Question 4 True / False
Symbolic interactionism and behaviorism both explain behavior as responses to stimuli, with the key difference being that symbolic interactionism focuses on larger-scale stimuli.
TTrue
FFalse
Answer: False
Symbolic interactionism explicitly rejects the stimulus-response model. The key difference is not the scale of stimuli but the interpretive layer between stimulus and response. Blumer's second premise states that meanings arise from social interaction, not from stimuli themselves. Humans do not respond mechanically — they interpret stimuli by assigning meanings drawn from cultural frameworks before responding, and these meanings can be revised.
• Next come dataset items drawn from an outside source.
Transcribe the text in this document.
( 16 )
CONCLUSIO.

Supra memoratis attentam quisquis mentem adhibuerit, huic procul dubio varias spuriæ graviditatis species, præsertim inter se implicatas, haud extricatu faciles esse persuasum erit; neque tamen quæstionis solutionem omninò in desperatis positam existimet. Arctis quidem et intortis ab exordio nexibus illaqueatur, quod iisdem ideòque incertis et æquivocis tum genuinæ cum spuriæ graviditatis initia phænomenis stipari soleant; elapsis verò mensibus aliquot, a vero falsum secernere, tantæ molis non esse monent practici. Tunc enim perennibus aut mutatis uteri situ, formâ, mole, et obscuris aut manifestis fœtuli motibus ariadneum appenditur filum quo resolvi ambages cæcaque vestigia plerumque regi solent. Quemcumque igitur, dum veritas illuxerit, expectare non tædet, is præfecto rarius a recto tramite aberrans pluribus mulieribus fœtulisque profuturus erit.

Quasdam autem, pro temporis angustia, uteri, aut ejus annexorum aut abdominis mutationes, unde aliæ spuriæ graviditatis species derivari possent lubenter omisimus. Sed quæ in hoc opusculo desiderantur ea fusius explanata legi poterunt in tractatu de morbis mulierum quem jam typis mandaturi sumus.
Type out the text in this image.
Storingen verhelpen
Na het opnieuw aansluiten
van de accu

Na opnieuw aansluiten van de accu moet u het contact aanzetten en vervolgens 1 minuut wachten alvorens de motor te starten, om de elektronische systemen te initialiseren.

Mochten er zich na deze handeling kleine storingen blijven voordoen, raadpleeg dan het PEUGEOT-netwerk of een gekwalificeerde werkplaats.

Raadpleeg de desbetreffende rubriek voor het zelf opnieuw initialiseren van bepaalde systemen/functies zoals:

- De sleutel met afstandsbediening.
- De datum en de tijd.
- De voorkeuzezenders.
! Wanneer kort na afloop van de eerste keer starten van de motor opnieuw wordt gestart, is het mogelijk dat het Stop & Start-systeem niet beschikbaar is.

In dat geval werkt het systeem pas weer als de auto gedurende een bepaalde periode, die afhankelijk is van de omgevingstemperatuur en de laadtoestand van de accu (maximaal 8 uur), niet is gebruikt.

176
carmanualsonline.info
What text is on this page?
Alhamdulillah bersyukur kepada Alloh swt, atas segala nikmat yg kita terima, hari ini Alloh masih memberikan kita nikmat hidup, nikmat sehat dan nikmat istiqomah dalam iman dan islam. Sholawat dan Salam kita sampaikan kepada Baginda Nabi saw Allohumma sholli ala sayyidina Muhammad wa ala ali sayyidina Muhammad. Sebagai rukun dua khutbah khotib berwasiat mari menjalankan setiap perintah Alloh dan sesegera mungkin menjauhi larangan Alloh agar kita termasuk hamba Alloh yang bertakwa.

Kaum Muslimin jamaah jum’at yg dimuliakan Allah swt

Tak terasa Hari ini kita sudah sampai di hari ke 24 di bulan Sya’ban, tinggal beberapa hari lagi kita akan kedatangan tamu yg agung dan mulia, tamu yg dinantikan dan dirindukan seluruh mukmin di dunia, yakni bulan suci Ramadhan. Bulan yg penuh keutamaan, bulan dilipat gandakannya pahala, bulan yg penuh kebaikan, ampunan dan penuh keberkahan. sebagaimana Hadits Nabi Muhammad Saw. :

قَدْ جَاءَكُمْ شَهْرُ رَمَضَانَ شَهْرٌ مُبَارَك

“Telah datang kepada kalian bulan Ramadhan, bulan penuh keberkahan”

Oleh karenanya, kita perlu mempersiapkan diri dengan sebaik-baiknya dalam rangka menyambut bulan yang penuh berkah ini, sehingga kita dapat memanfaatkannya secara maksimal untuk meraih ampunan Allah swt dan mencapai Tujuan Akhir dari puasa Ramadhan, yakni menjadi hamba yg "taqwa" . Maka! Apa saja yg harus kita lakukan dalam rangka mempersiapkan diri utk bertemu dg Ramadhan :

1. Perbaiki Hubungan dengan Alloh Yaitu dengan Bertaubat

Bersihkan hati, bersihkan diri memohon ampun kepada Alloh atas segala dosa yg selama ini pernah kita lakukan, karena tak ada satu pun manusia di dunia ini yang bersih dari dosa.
This interpretive process is entirely absent from behaviorism.
Question 5 Short Answer
What did Blumer mean by saying that meanings are 'handled through interpretive processes' rather than mechanically applied, and why does this make social life genuinely open-ended?
Think about your answer, then reveal below.
Model answer: Meanings are not fixed rules that automatically produce the same behavior in every similar situation. When actors encounter a situation, they actively work out what it means by drawing on available cultural frameworks while remaining open to revision based on the specific context and responses of others. The same setting, object, or gesture can take on different meanings depending on who is involved, what prior interaction has occurred, and how participants respond. Social reality is continuously negotiated rather than pre-programmed.
This is what distinguishes symbolic interactionism from both behaviorism (mechanical stimulus-response) and structural functionalism (behavior determined by internalized norms). The interpretive layer means behavior is neither random nor fully determined — it is constrained by culture but not rigidly fixed by it, which is why social change is possible.